According to Live Science, the giant iceberg measures about 278 square miles and it was spotted floating in the wild by TerraSAR-X, an Earth-observing satellite operated by the German Space Agency (DLR).
In October of 2012 NASA scientists discovered a crack in the Pina Island Glacier as they flew over to survey the ice sheet. At the time, the fracture reportedly spanned about 15 miles in length and 164 feet in width. In May 2012 satellite images showed a second fissure had formed near the top side of the first crack.
"As a result of these cracks, one giant iceberg broke away from the glacier tongue," Angelika Humbert, a glaciologist at the Alfred Wegener Institute, said in a statement.
Humbert and her team had been studying and following the two cracks for a while. She said that icebergs breaking and flowing out to sea was part of a cyclical process.

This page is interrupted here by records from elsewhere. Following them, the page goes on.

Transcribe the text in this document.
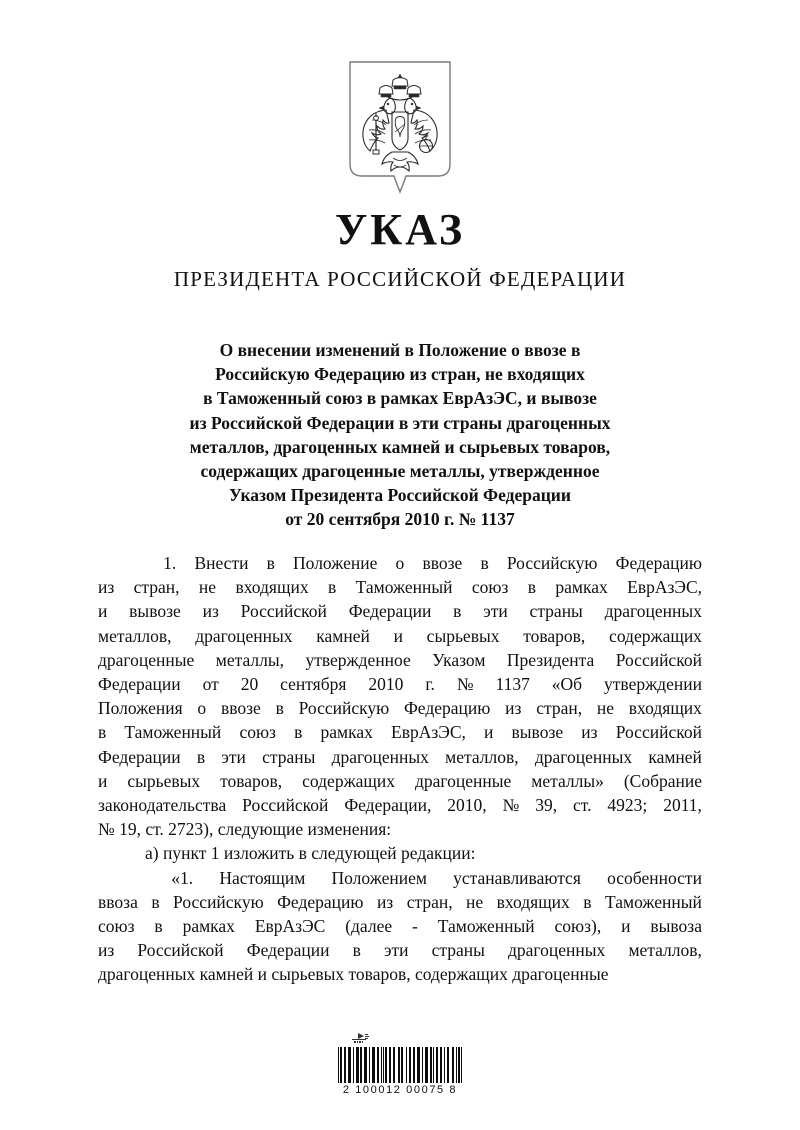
УКАЗ
ПРЕЗИДЕНТА РОССИЙСКОЙ ФЕДЕРАЦИИ
О внесении изменений в Положение о ввозе в
Российскую Федерацию из стран, не входящих
в Таможенный союз в рамках ЕврАзЭС, и вывозе
из Российской Федерации в эти страны драгоценных
металлов, драгоценных камней и сырьевых товаров,
содержащих драгоценные металлы, утвержденное
Указом Президента Российской Федерации
от 20 сентября 2010 г. № 1137

1. Внести в Положение о ввозе в Российскую Федерацию
из стран, не входящих в Таможенный союз в рамках ЕврАзЭС,
и вывозе из Российской Федерации в эти страны драгоценных
металлов, драгоценных камней и сырьевых товаров, содержащих
драгоценные металлы, утвержденное Указом Президента Российской
Федерации от 20 сентября 2010 г. № 1137 «Об утверждении
Положения о ввозе в Российскую Федерацию из стран, не входящих
в Таможенный союз в рамках ЕврАзЭС, и вывозе из Российской
Федерации в эти страны драгоценных металлов, драгоценных камней
и сырьевых товаров, содержащих драгоценные металлы» (Собрание
законодательства Российской Федерации, 2010, № 39, ст. 4923; 2011,
№ 19, ст. 2723), следующие изменения:

а) пункт 1 изложить в следующей редакции:

«1. Настоящим Положением устанавливаются особенности
ввоза в Российскую Федерацию из стран, не входящих в Таможенный
союз в рамках ЕврАзЭС (далее - Таможенный союз), и вывоза
из Российской Федерации в эти страны драгоценных металлов,
драгоценных камней и сырьевых товаров, содержащих драгоценные

2 100012 00075 8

"Glaciers are constantly in motion," she said. "They have their very own flow dynamics. Their ice is exposed to permanent tensions and the calving of icebergs is still largely unresearched."
The Pine Island Glacier is the longest and fastest-changing on the West Antarctic Sheet, it last produced large icebergs in 2007 and 2008.
According to researchers, the glacier's rapid flow could have serious consequences in the ecosystem, as it "acts as a plug, holding back part of the immense West Antarctic Ice Sheet whose melting ice contributes to rising sea levels."